Europe’s present problems have many sources, but, as Russian commentators maintain, Europe’s difficulties in dealing with them points to the problem of leadership. In the past, the EU faced a number of crises, only to emerge stronger as a result of successfully overcoming them. This time, the European project itself appears to be at stake, and there is no certainty about the outcome. As to Europe’s nominal leaders, many of them look more like followers, eager to go with the prevailing popular mood—even to the brink of a disaster, as in Greece.

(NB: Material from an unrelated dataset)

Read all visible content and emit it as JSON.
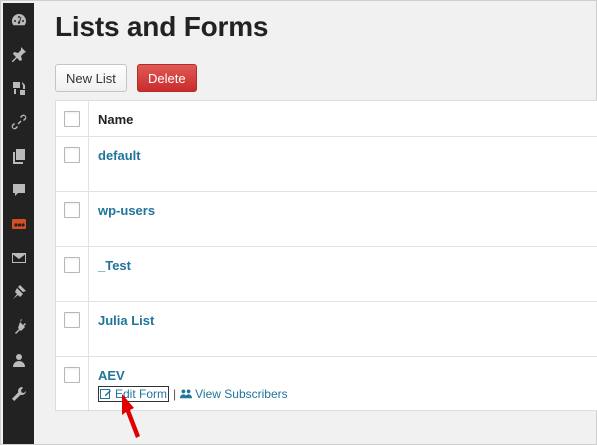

For the Kremlin, Europe’s current woes bespeak a crisis of democracy which “has gone too far”, and vindicate a more authoritarian form of government. Ironically, this very form of government is increasingly challenged in Russia itself on a range of counts: corruption, energy dependency, slow development, massive hemorrhage of talent and the like. Russia itself is witnessing a rise in both left-wing and right-wing populism, with a very weak political center to keep the country on an even keel. Rather than aiding Europe to deal with its problems, Russia is likely to add to them.
In both Europe and Russia, things will probably need to get worse before they start getting better. Within the next several years, both will be put up hard against the wall. Then, if the EU does not unravel, it will need to become much more integrated economically as well as politically. If Russia does not slide into chaos, it will have to start building institutions. When Mr. Putin said in his inauguration speech that the next six years will be crucial for the country, he was absolutely right, whatever he had in mind when he was saying this.